Dans la première moitié du XIXe siècle, Haïti et les jeunes États fraîchement émancipés de
l’Amérique Latine, tantôt au nom d’une certaine exigence de la foi, tantôt pour s’assurer leur
entrée dans le concert des nations, cherchent le dialogue avec le Saint-Siège et souhaitent la
signature d’un concordat. Rome, de son côté, sent l’exigence évangélique de s’ouvrir à tous les
peuples, mais reste néanmoins prisonnière de l’idéologie des anciennes puissances coloniales :
elle tergiverse. Si en 1815 le Congrès de Vienne abolit le commerce des esclaves, la même
année cependant la Sainte Alliance conclue entre l’Autriche, la Prusse et la Russie, renforce la
restauration monarchique et en 1824 l’Angleterre se mêle de la partie et devient un membre de
la Quadruple Alliance. C’est donc dans cette atmosphère, d’une part, d’appel à l’universalité
pour l’Eglise et, d’autre part, de lutte idéologique pour défendre les privilèges indus des peuples
de l’Europe en Amérique qu’il faut essayer de comprendre l’histoire de la signature du
Concordat de 1860 entre Haïti et le Saint-Siège.

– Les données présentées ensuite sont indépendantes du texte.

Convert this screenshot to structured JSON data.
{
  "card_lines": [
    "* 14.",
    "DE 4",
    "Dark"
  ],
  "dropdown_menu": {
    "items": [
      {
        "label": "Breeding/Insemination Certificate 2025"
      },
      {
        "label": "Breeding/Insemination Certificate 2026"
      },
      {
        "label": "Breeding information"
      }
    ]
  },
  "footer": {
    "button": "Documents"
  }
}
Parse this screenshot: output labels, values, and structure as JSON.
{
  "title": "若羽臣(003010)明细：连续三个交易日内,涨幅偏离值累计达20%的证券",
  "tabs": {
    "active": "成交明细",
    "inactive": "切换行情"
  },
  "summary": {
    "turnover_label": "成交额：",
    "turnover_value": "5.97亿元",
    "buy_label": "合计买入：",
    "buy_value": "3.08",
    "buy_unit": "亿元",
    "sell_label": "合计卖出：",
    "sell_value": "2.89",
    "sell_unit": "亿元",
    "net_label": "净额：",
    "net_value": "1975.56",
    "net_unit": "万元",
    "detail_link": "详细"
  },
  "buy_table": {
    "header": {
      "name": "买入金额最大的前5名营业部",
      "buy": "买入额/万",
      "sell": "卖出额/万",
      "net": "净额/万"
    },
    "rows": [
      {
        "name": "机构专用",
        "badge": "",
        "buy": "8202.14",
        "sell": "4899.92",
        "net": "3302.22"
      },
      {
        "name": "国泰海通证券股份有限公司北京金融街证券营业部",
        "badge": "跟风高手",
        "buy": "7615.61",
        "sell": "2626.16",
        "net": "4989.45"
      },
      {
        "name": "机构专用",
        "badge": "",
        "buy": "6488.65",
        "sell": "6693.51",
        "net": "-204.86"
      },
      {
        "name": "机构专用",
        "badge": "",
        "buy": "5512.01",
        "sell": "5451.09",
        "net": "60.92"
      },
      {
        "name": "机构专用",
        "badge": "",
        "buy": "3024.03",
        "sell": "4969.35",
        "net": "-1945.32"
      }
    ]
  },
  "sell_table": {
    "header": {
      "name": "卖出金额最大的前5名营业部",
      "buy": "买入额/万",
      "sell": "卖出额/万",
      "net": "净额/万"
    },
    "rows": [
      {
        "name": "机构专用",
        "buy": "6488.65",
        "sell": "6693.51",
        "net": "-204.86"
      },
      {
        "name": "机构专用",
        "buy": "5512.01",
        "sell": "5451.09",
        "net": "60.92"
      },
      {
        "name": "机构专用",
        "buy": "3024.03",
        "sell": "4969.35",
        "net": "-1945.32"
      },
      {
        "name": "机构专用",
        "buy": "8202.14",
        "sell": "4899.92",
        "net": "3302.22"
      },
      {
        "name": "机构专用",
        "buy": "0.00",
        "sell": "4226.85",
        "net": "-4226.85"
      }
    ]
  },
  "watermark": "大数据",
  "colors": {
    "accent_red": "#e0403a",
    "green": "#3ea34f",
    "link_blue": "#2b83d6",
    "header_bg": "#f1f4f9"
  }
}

Les démarches pour régulariser les relations d’Haïti et du Saint-Siège n’ont vraiment commencé
qu’en 1818, sous le gouvernement de Boyer. En gros, les premiers chefs d’État d’Haïti se sont
toujours considérés comme les chefs de l’Église. Boyer s’engage dans une voie nouvelle, celle
de la diplomatie. Il compte sur le P. Jean Vincent Giudicelli, ancien préfet apostolique du
Sénégal et ami de l’Abbé Grégoire, pour représenter le Saint-Siège en Haïti. Mais Pierre de
Glory, prélat intrigant, simoniaque, ignorant, espion de la France, a gain de cause et, en 1821,
Rome le nomme préfet apostolique d’Haïti. Il ira jusqu’à excommunier son Vicaire Général, le
P. J. T. Olivier, qui dénonçait sa conduite. Boyer se voit obligé d’expulser le prélat.
En 1822, Boyer occupe toute l’île. Il entre en pourparlers avec Rome et entreprend des
démarches auprès de l’Archevêque de Santo Domingo, Pedro Valera, pour qu’il transfère le
siège épiscopal en Haïti. Rome acceptera que Monseigneur Valera ait le titre d’Archevêque
d’Haïti, mais les négociations n’iront pas beaucoup plus loin. D’une part, en effet, Valéra et son
Vicaire Général en veulent à Haïti à cause de l’occupation, d’autre part, le Saint-Siège se
montre hostile à l’indépendance des jeunes nations latino-américaines. Déjà en 1816, Pie VII
écrivait pour les peuples latino-américains l’encyclique Etsi longissimo, dénommée l’encyclique
légitimiste, prescrivant la soumission aux “autorités supérieures”, à “Notre cher Fils en Jésus-
Christ, Ferdinand, votre Roi catholique”. Ainsi donc, Monseigneur Valera s’aligne aux côtés du
“bon roi Ferdinand”et rejette la proposition de Boyer. Craignant pour sa vie, Valera partira pour
Cuba où il mourra en 1834.
Cela nous permet de comprendre l’envoi de Monseigneur John England, évêque de Charleston
aux Etats-Unis, comme Délégué apostolique d’Haïti. C’est en 1834. D’après le P. Cabon, John
England est un ecclésiastique compétent, bon théologien, homme au jugement sûr. Il débarque
en Haïti avec un sacristain parlant créole et assisté d’un secrétaire parlant français. Il
entreprend des enquêtes pour connaître les problèmes de l’Église. Il s’agit donc d’un prélat
intelligent. Boyer lui fait confiance.
Boyer qui commande toute l’îile est en position de force. Il plaide pour le transfert du siège
épiscopal de Santo Domingo à Port-au-Prince. Il fait savoir à Monseigneur England qu’il entend
qu’Haïti entre parmi toutes les nations du monde. Le 21 février 1834 Boyer remet à
Monseigneur England l’avant-projet d’un concordat. Dans un premier temps Rome approuve
les rapports de Monseigneur England; mais comme elle ne s’est pas complètement libérée de
la pression de la Sainte Alliance, elle se rétracte ensuite, craignant les effets libérateurs de la
signature du Concordat sur les pays latino-américains. La Sainte Alliance refuse à Rome même
le pouvoir de signer un concordat. Ce que Rome fera cependant en 1852 en signant le
concordat avec Costa-Rica et le Guatémala.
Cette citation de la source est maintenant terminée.